Pembalut itupun dikeluarkan dari kresek, beliau berkata

“Hoalah yo yo, wong sek rusuh ngene yo diguak. Diguak ngawur pisan, mesti ae ngundang demit”

(Memang dasar, barang kotor seperti ini kok dibuang. Sembarangan pula, pantas saja mengundang demit)
“Lakok ngoten pak?”
(Kok bisa pak?)

“Demit iku paling seneng karo getih le. Opomaneh getihe wong wedok sing lagi halangan. Ngene iki dadi pelajaran, nek barang macem ngene iki gak oleh diguak sembarangan. Opomaneh ndek nggon sing awakmu durung tau mrunu”
(Demit/setan itu paling suka dengan darah. Apalagi darahnya orang perempuan yang sedang berhalangan. Ini akan jadi pembelajaran, kalau barang seperti ini tidak boleh dibuang sembarangan. Apalagi di tempat yang belum pernah kamu kunjungi)

Aku memahami ucapan beliau.
Paling tidak, itu adalah nasihat untuk diriku sendiri agar lebih berhati-hati dan menjaga norma dan etika ketika berkunjung ke tempat atau lingkungan yang baru.

Seperti sebuah peribahasa “Dimana bumi dipijak, disitu langit dijunjung.”
Beliau kemudian membilas dan mencuci pembalut itu hingga cukup bersih.
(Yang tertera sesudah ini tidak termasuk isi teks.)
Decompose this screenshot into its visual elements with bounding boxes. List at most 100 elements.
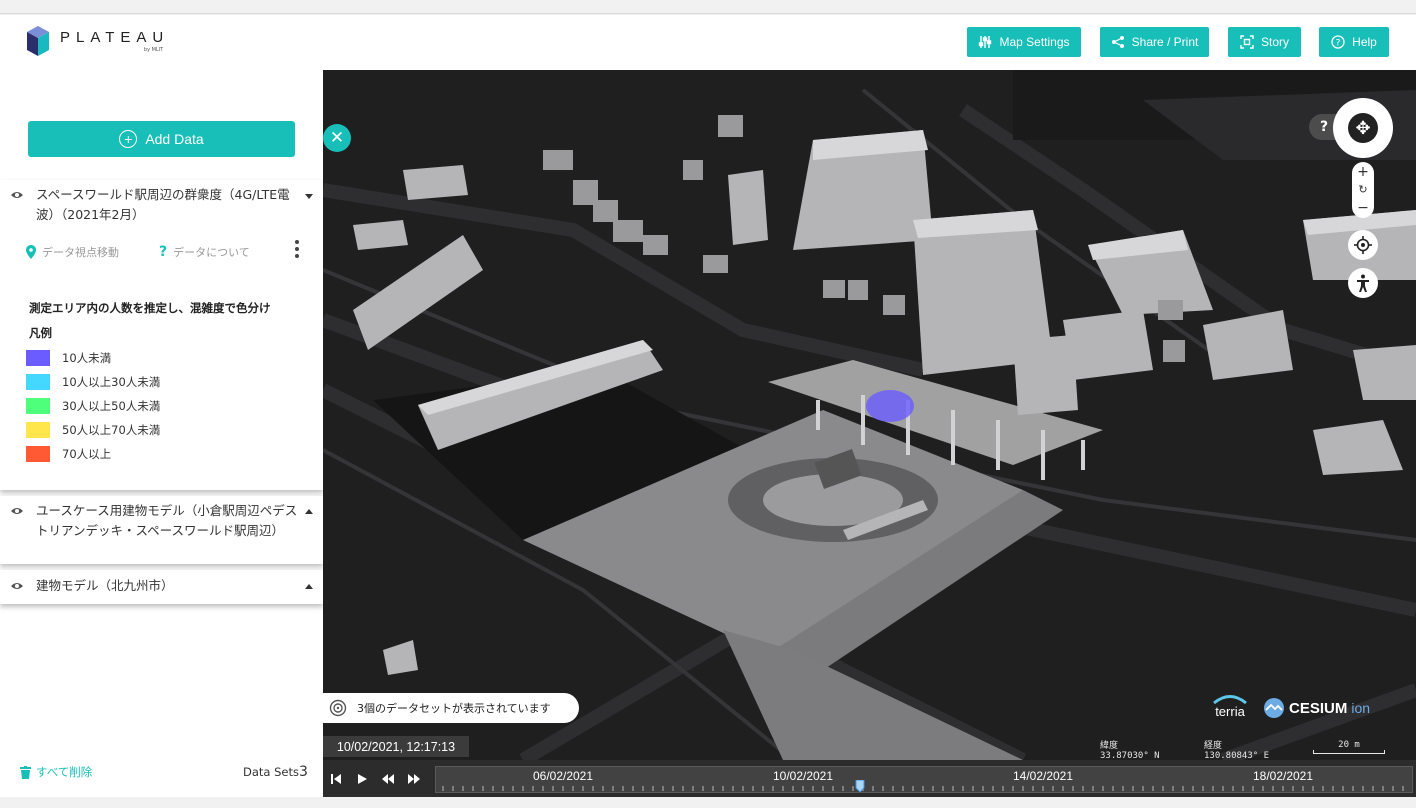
compass-control[interactable]: ✥ <box>1333 98 1393 158</box>
plateau-logo[interactable]: PLATEAU by MLIT <box>26 25 169 57</box>
plus-circle-icon: + <box>119 130 138 148</box>
expand-caret-icon[interactable] <box>305 584 313 589</box>
legend-item: 30人以上50人未満 <box>26 398 160 414</box>
workbench-item-title[interactable]: 建物モデル（北九州市） <box>36 576 298 596</box>
timeline-label: 10/02/2021 <box>772 769 834 783</box>
add-data-label: Add Data <box>145 131 204 147</box>
close-panel-button[interactable]: ✕ <box>323 124 351 152</box>
timeline-track[interactable]: 06/02/2021 10/02/2021 14/02/2021 18/02/2… <box>435 766 1413 793</box>
zoom-in-icon[interactable]: + <box>1357 164 1369 180</box>
legend-item-label: 70人以上 <box>62 447 112 461</box>
timeline-bar: 06/02/2021 10/02/2021 14/02/2021 18/02/2… <box>323 760 1416 797</box>
legend-item-label: 30人以上50人未満 <box>62 399 161 413</box>
cesium-ion-logo[interactable]: CESIUM ion <box>1263 697 1370 719</box>
reset-view-icon[interactable]: ↻ <box>1358 183 1367 196</box>
timeline-label: 14/02/2021 <box>1012 769 1074 783</box>
legend-item: 70人以上 <box>26 446 111 462</box>
zoom-control: + ↻ − <box>1352 162 1374 218</box>
trash-icon <box>20 765 31 779</box>
workbench-item-title[interactable]: ユースケース用建物モデル（小倉駅周辺ペデストリアンデッキ・スペースワールド駅周辺… <box>36 501 298 541</box>
play-icon[interactable] <box>349 760 375 797</box>
share-icon <box>1111 36 1124 48</box>
map-settings-label: Map Settings <box>999 35 1070 49</box>
collapse-caret-icon[interactable] <box>305 194 313 199</box>
about-data-label: データについて <box>173 246 250 259</box>
map-settings-button[interactable]: Map Settings <box>967 27 1081 57</box>
remove-all-button[interactable]: すべて削除 <box>20 764 92 780</box>
cesium-logo-icon <box>1264 698 1284 718</box>
legend-item: 50人以上70人未満 <box>26 422 160 438</box>
about-data-tool[interactable]: ? データについて <box>159 244 250 260</box>
cesium-label: CESIUM <box>1289 699 1348 717</box>
browser-bottom-strip <box>0 797 1416 808</box>
datasets-label: Data Sets <box>243 765 299 779</box>
legend-label: 凡例 <box>29 326 52 340</box>
timeline-label: 18/02/2021 <box>1252 769 1314 783</box>
move-view-tool[interactable]: データ視点移動 <box>26 244 119 260</box>
story-label: Story <box>1260 35 1289 49</box>
pan-arrows-icon: ✥ <box>1348 113 1378 143</box>
timeline-label: 06/02/2021 <box>532 769 594 783</box>
legend-heading: 測定エリア内の人数を推定し、混雑度で色分け <box>29 301 271 315</box>
fast-forward-icon[interactable] <box>401 760 427 797</box>
map-viewer[interactable] <box>323 70 1416 760</box>
legend-item: 10人以上30人未満 <box>26 374 160 390</box>
legend-swatch <box>26 446 50 462</box>
share-print-label: Share / Print <box>1131 35 1199 49</box>
current-time-display: 10/02/2021, 12:17:13 <box>323 736 469 757</box>
help-label: Help <box>1352 35 1377 49</box>
eye-icon[interactable] <box>10 506 24 516</box>
legend-swatch <box>26 374 50 390</box>
legend-item-label: 50人以上70人未満 <box>62 423 161 437</box>
workbench-item-crowd: スペースワールド駅周辺の群衆度（4G/LTE電波）（2021年2月） データ視点… <box>0 180 323 490</box>
eye-icon[interactable] <box>10 581 24 591</box>
zoom-out-icon[interactable]: − <box>1357 200 1369 216</box>
story-button[interactable]: Story <box>1228 27 1301 57</box>
app-header: PLATEAU by MLIT Map Settings Share / Pri… <box>0 15 1416 70</box>
more-options-icon[interactable] <box>295 240 299 258</box>
eye-icon[interactable] <box>10 190 24 200</box>
datasets-number: 3 <box>299 764 308 780</box>
dataset-status-text: 3個のデータセットが表示されています <box>357 702 551 715</box>
scale-label: 20 m <box>1338 740 1360 750</box>
ion-label: ion <box>1351 700 1371 716</box>
terria-wave-icon <box>1213 695 1247 704</box>
crosshair-icon <box>1354 236 1372 254</box>
person-icon <box>1357 274 1369 292</box>
legend-swatch <box>26 350 50 366</box>
location-pin-icon <box>26 245 36 259</box>
svg-text:?: ? <box>1336 39 1341 49</box>
3d-city-scene[interactable] <box>323 70 1416 760</box>
workbench-item-title[interactable]: スペースワールド駅周辺の群衆度（4G/LTE電波）（2021年2月） <box>36 185 298 225</box>
legend-swatch <box>26 398 50 414</box>
datasets-count: Data Sets3 <box>243 764 308 780</box>
jump-to-start-icon[interactable] <box>323 760 349 797</box>
remove-all-label: すべて削除 <box>36 765 93 779</box>
legend-item: 10人未満 <box>26 350 111 366</box>
move-view-label: データ視点移動 <box>42 246 119 259</box>
help-icon: ? <box>1331 35 1345 49</box>
add-data-button[interactable]: + Add Data <box>28 121 295 157</box>
sliders-icon <box>979 36 992 48</box>
legend-item-label: 10人以上30人未満 <box>62 375 161 389</box>
latitude-readout: 緯度 33.87030° N <box>1100 741 1160 761</box>
latitude-label: 緯度 <box>1100 741 1119 751</box>
terria-label: terria <box>1215 704 1245 719</box>
my-location-button[interactable] <box>1348 230 1378 260</box>
longitude-label: 経度 <box>1204 741 1223 751</box>
question-icon: ? <box>159 244 168 260</box>
share-print-button[interactable]: Share / Print <box>1100 27 1209 57</box>
plateau-cube-icon <box>27 26 49 56</box>
logo-subtitle: by MLIT <box>143 47 164 53</box>
terria-logo[interactable]: terria <box>1213 694 1247 719</box>
legend-item-label: 10人未満 <box>62 351 112 365</box>
workbench-item-usecase: ユースケース用建物モデル（小倉駅周辺ペデストリアンデッキ・スペースワールド駅周辺… <box>0 496 323 564</box>
dataset-status-pill[interactable]: 3個のデータセットが表示されています <box>323 693 579 723</box>
pedestrian-mode-button[interactable] <box>1348 268 1378 298</box>
layers-signal-icon <box>329 699 347 717</box>
help-button[interactable]: ? Help <box>1319 27 1389 57</box>
logo-title: PLATEAU <box>60 29 170 46</box>
timeline-scrubber-icon[interactable] <box>855 780 865 792</box>
expand-caret-icon[interactable] <box>305 509 313 514</box>
rewind-icon[interactable] <box>375 760 401 797</box>
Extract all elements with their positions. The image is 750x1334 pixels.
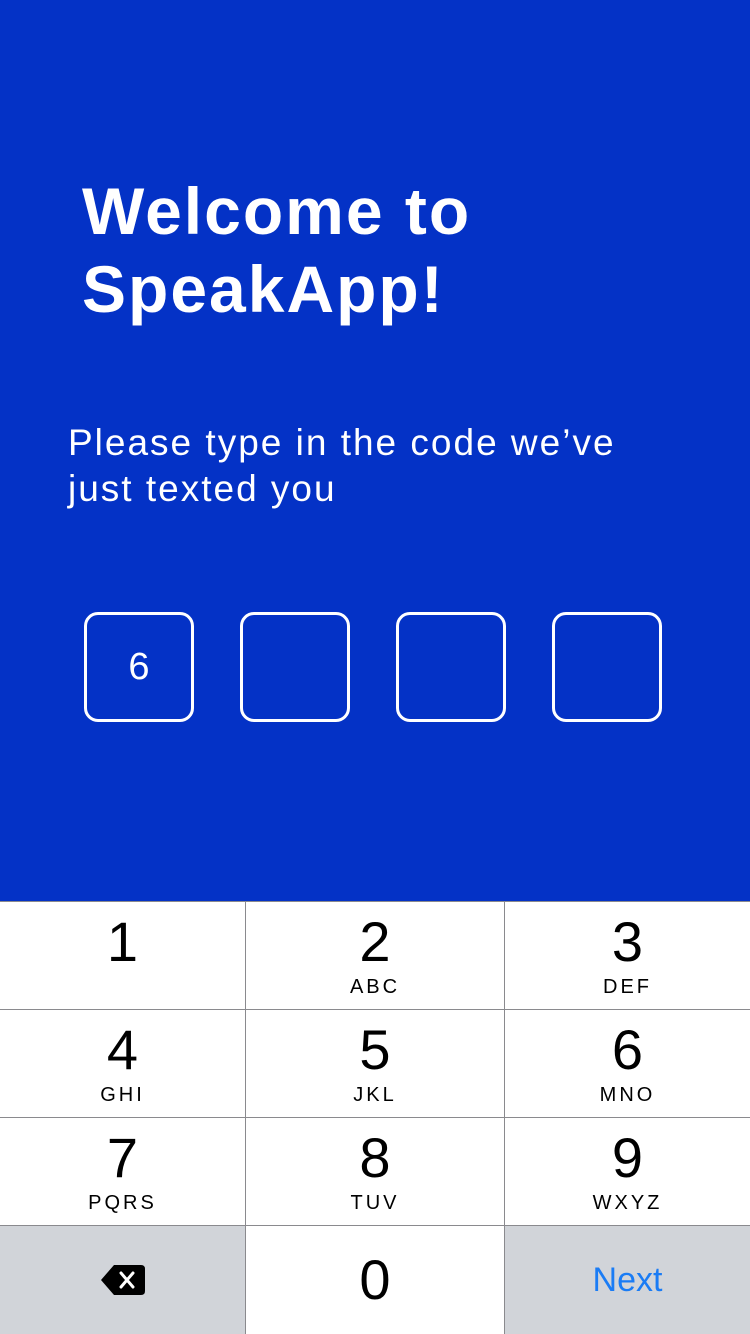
- key-letters: DEF: [603, 976, 652, 998]
- key-letters: GHI: [100, 1084, 145, 1106]
- key-6[interactable]: 6 MNO: [505, 1010, 750, 1117]
- key-8[interactable]: 8 TUV: [246, 1118, 504, 1225]
- key-4[interactable]: 4 GHI: [0, 1010, 245, 1117]
- key-letters: ABC: [349, 976, 401, 998]
- key-letters: TUV: [350, 1192, 400, 1214]
- instruction-line-2: just texted you: [68, 468, 337, 509]
- verification-screen: Welcome to SpeakApp! Please type in the …: [0, 0, 750, 1334]
- key-digit: 8: [359, 1126, 391, 1189]
- numeric-keypad: 1 2 ABC 3 DEF 4 GHI 5 JKL 6 MNO 7 PQRS 8…: [0, 901, 750, 1334]
- backspace-icon: [100, 1265, 145, 1295]
- key-digit: 0: [359, 1248, 391, 1311]
- key-letters: MNO: [599, 1084, 656, 1106]
- delete-button[interactable]: [0, 1226, 245, 1334]
- key-letters: JKL: [353, 1084, 397, 1106]
- code-digit-4[interactable]: [552, 612, 662, 722]
- title-line-1: Welcome to: [82, 174, 472, 248]
- key-5[interactable]: 5 JKL: [246, 1010, 504, 1117]
- next-button-label: Next: [592, 1260, 663, 1299]
- key-9[interactable]: 9 WXYZ: [505, 1118, 750, 1225]
- instruction-line-1: Please type in the code we’ve: [68, 422, 616, 463]
- next-button[interactable]: Next: [505, 1226, 750, 1334]
- key-letters: PQRS: [88, 1192, 157, 1214]
- key-digit: 3: [611, 910, 644, 973]
- key-3[interactable]: 3 DEF: [505, 902, 750, 1009]
- key-1[interactable]: 1: [0, 902, 245, 1009]
- key-7[interactable]: 7 PQRS: [0, 1118, 245, 1225]
- key-digit: 5: [359, 1018, 391, 1081]
- title-line-2: SpeakApp!: [82, 252, 445, 326]
- code-digit-3[interactable]: [396, 612, 506, 722]
- code-digit-1[interactable]: 6: [84, 612, 194, 722]
- key-digit: 6: [611, 1018, 644, 1081]
- code-digit-2[interactable]: [240, 612, 350, 722]
- key-letters: WXYZ: [592, 1192, 663, 1214]
- key-digit: 2: [359, 910, 391, 973]
- key-digit: 7: [106, 1126, 139, 1189]
- key-2[interactable]: 2 ABC: [246, 902, 504, 1009]
- instruction-text: Please type in the code we’ve just texte…: [68, 420, 708, 512]
- key-0[interactable]: 0: [246, 1226, 504, 1334]
- page-title: Welcome to SpeakApp!: [82, 172, 682, 328]
- key-digit: 9: [611, 1126, 644, 1189]
- key-digit: 1: [106, 910, 139, 973]
- key-digit: 4: [106, 1018, 139, 1081]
Setelah itu beliau seperti mengucapkan doa dan kemudian memasukkan pembalut itu kembali kedalam kresek.

Aku disuruh cari kresek lagi untuk melapisi kresek pertama. Kemudian aku membuangnya ke tempat sampah.
Setelah itu beliau kembali masuk tenda dan kembali berkomunikasi dengan sosok yang ada didalam diri Nia

“Barange wes dijupuk, ndang metuo”
(Barangnya sudah diambil, sekarang keluarlah)

“Emoh, aku pengen ngejak arek iki, hihihii”
(Tidak mau, aku ingin ngajak anak ini, hihihi)
“Nantang koen!”
(Nantang kamu)

Kemudian bapak tersebut memijat jempol kaki kanan nia sambil membaca doa khusus, yang kemudian membuat Nia menjerit keras.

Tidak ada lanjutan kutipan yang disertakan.